4 mois après l’ouverture, comment s’en sort le Grin ?

À l’occasion de son inauguration, samedi 28 septembre, nous sommes retournés au café-librairie Le Grin pour faire le bilan des premiers mois d’activité, et revenir sur les projets en cours.

La fierté est perceptible dans la voix de l’équipe du Grin ; après quatre mois d’activité, le tiers-lieu installé dans les anciens locaux de la librairie jeunesse Papageno est officiellement inauguré, avec l’installation de son studio radio. Entre les tables et les rayonnages, la petite foule venue assister à l’occasion, qui comporte beaucoup d’officiels, doit parfois jouer des coudes pour goûter à l’excellent thé préparé spécialement.

Mais s’il s’agit bien d’une inauguration officielle, la librairie-café a déjà fait du chemin depuis son ouverture, au début du mois de juin. « On était un collectif de 7 personnes à lancer le projet. On compte aujourd’hui 260 adhérents ; plutôt pas mal pour un lancement ! » se réjouit Geoffrey, bénévole. « Il y a déjà eu pas mal d’améliorations depuis le début. Le studio radio ouvre aujourd’hui même, et la bibliothèque des Afriques, qui se trouve à l’étage, accueille le public depuis le 14 septembre. » Des nouveautés qui semblent réjouir le public, puisque le Grin affiche une fréquentation en hausse constante, notamment depuis l’installation de l’enseigne extérieure. « C’est vrai qu’avant ça, les gens n’osaient pas rentrer, ne savaient pas si c’était quelque chose d’ouvert au public. Aujourd’hui il n’y a plus ce problème, et le public est très divers : il y a des personnes seules, des familles, des groupes d’amis… S’ils viennent pour prendre un café, ils prennent le temps de regarder les livres, de feuilleter ce qu’on a. » Pari réussi, donc, pour ce lieu atypique qui fait le pari d’attirer toutes les générations pour un moment de partage.

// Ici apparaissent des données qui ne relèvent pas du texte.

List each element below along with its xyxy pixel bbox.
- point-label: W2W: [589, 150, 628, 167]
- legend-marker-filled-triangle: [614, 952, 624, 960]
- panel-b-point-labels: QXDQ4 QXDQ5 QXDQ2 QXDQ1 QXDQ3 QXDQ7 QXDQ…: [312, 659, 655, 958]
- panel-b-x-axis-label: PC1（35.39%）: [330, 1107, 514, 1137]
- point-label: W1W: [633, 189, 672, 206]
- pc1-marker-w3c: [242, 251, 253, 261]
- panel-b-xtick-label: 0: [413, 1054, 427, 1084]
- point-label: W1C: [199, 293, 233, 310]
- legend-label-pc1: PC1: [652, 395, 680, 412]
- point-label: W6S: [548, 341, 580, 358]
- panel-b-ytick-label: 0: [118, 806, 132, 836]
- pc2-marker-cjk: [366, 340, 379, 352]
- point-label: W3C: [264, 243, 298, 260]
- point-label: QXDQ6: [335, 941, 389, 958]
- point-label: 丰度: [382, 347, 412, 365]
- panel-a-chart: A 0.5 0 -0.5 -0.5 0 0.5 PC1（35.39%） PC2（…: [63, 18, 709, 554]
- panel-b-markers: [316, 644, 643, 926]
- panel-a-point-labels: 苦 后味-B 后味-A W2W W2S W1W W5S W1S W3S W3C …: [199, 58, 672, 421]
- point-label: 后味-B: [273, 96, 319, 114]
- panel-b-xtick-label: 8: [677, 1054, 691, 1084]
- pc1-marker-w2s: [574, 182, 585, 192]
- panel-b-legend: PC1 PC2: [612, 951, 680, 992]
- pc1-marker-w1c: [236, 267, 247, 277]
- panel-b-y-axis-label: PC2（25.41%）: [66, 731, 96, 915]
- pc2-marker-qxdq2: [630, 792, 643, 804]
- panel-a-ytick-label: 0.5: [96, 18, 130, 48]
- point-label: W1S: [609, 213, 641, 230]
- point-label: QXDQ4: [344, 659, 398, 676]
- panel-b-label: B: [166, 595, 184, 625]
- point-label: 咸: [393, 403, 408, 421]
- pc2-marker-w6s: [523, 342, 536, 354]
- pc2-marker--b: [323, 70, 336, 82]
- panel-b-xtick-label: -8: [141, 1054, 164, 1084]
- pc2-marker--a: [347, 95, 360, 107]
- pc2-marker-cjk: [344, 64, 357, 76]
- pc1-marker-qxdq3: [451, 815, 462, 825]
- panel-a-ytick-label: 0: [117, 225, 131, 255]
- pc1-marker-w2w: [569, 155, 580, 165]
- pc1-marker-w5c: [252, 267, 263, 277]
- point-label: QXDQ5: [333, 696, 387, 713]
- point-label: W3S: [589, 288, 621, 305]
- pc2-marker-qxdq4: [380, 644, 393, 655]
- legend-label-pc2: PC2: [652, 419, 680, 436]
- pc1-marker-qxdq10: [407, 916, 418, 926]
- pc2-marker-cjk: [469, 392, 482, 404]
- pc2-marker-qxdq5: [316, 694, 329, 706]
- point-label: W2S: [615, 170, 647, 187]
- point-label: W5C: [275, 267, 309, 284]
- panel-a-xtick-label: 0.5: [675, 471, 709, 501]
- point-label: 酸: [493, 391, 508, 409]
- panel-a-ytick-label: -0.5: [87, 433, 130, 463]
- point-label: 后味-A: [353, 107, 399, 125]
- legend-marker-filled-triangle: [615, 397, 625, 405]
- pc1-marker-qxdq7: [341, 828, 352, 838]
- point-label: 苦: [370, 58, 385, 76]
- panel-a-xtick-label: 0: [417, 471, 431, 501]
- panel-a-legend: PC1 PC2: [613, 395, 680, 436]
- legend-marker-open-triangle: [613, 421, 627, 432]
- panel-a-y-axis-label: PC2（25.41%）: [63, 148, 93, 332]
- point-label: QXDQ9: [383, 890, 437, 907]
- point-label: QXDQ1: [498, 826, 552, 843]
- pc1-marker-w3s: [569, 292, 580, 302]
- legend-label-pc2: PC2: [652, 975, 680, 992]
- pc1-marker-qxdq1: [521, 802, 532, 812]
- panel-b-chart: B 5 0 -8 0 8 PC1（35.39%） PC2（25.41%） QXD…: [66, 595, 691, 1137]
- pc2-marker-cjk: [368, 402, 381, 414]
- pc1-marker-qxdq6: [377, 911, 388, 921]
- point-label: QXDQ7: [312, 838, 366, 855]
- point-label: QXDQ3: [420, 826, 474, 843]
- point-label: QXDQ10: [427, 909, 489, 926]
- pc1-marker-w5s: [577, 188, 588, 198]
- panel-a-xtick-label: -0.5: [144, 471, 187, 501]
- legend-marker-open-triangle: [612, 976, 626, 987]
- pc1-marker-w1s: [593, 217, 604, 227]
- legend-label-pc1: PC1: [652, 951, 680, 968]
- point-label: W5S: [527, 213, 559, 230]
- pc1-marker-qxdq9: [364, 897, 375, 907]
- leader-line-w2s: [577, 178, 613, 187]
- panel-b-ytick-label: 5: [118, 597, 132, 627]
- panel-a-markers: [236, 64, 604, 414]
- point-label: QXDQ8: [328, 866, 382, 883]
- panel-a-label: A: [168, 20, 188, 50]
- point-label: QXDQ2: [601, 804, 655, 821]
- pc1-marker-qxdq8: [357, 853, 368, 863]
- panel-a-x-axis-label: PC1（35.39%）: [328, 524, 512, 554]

Sur le plan des animations, l’agenda se remplit peu à peu : deux podcasts de membres de l’équipe sont désormais rattachés au Grin, des ateliers jeu de société en partenariat avec la Baraka Jeux sont lancés, et diverses collaborations ont vu le jour, que ce soit avec des bibliothèques, des magasins, des associations ou des artistes. C’est d’ailleurs l’axe d’amélioration principal du Grin pour ses prochains projets. « La principal travail va être sur le développement de la partie événementiel. », confirme Geoffrey. « Il y a beaucoup de choses qu’on veut faire. Beaucoup de possibilités s’ouvrent avec le studio d’enregistrement, mais pas seulement. On compte beaucoup sur les adhérents pour venir proposer leurs idées, qu’on aidera à réaliser. Le but est vraiment que tout soit fait de manière collaborative, et on ne se fixe aucune limite. » À terme, l’équipe du Grin espère développer suffisamment le projet pour atteindre 4 salariés.